Bottom line to Genpo: Don’t let the door slap yr butt…

But the fallout for the Zen dharma is my real concern. Not Big Mind (registered trademark) Zen, real Zen.

And what is going on? What do these sex scandals and others in the past and, you know, coming in the future mean?

There are those who say we need to grow up and walk away from Zen teachers.

I respectfully say you can. And you may well find a true and useful and healthful path. It won’t, however, be Zen.

The Zen way has evolved within a system of training, or rather a cluster of training systems, all of which require spiritual direction. It is based upon at its core the relationships between teachers and students.

The way Zen came west, through individual teachers with limited supervision, and then establishing centers that are more or less isolated from each other has created a cultish system. That’s the problem, aggravated, of course, by the inflated language of transmission. I’ve explored both of these issues before.

But this is a historical anomaly, being corrected by the expansion of Zen in the West and the constantly increasing number of teachers, domestic and imported.

I’m confident we are also at the edge of a time where people are no longer dependent upon keeping a relationship with a specific teacher or giving up the practice. Already this is true in the San Francisco Zen Center inheritance as well as the Kwan Um School of Zen. Even our little Boundless Way project with three and in a few months four teachers mitigates significantly the cultish inclination. In some ways the scandals reflect that reality. We don’t have to put up with the inappropriate in order to have access to the way.

Today there are plenty of teachers out there. (Although I’d do more than just look at the list. I believe Genpo is still listed there…)

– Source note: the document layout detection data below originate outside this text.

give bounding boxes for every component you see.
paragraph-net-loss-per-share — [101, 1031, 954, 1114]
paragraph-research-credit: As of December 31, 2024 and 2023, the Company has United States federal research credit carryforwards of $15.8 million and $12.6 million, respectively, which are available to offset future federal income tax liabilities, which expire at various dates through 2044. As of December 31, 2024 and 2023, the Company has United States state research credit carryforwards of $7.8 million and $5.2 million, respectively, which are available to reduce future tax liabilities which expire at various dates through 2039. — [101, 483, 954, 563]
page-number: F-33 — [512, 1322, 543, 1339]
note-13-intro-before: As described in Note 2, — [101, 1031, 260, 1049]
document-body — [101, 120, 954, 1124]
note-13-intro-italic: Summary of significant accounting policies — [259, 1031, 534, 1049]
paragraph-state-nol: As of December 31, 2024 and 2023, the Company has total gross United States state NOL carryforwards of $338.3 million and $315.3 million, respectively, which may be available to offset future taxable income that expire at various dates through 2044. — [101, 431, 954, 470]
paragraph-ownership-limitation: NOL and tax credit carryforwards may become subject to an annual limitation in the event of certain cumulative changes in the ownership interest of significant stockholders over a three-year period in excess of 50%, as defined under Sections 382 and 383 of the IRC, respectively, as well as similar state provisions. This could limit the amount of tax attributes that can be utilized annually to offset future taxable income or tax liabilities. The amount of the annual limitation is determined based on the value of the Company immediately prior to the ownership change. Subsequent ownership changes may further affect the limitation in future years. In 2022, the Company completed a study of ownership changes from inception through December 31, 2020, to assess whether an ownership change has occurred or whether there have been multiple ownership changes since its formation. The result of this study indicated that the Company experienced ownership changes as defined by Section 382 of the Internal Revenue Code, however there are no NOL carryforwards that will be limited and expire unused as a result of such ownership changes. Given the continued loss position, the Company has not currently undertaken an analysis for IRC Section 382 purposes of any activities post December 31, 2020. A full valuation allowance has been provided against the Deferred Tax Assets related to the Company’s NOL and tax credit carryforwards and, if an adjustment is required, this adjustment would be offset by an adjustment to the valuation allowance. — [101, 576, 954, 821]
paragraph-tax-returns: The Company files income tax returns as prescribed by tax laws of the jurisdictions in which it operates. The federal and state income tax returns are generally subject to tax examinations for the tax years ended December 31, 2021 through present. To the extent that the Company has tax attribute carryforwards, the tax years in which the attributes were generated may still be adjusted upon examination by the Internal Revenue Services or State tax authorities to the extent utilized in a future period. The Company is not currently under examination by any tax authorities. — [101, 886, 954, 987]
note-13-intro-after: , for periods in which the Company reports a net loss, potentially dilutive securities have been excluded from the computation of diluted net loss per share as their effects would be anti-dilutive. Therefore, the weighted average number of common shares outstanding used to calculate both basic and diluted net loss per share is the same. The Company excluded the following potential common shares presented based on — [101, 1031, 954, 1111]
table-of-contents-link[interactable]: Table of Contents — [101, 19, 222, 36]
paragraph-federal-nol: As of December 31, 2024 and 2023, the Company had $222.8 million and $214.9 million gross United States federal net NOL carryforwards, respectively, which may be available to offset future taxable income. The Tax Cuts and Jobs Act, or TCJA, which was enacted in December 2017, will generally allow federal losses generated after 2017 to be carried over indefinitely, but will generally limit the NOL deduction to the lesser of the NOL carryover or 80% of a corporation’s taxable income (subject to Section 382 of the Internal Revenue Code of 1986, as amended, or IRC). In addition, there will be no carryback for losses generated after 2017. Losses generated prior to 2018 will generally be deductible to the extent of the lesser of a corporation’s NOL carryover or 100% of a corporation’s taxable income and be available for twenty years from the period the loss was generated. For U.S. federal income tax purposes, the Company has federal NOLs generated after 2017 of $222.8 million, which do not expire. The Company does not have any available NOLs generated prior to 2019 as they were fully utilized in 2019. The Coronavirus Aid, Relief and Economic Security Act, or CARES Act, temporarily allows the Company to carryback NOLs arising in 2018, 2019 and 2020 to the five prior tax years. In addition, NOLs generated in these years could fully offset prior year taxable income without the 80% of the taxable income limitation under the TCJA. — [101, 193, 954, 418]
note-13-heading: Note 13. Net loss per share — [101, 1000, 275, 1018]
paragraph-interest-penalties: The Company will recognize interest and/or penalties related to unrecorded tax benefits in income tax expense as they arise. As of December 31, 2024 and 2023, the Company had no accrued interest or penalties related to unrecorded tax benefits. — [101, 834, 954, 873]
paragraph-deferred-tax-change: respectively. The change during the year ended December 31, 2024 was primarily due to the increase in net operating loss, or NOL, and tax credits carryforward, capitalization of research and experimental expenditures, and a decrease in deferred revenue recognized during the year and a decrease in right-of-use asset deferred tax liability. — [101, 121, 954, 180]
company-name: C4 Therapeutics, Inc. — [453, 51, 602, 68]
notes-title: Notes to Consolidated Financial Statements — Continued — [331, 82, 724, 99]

And teachers are essential to the process. And they, we, are not minor deities. You need to know it. They, we, need to know it.

We need, rather, to keep our eyes on the ball.

Awakening is the project.

And we need to hold each other to account on the way.

We do this in healthy and respectful ways, then Zen will weather these and other scandals and bumps of our institutional adolescence.

And our way will, indeed, help in the great human project.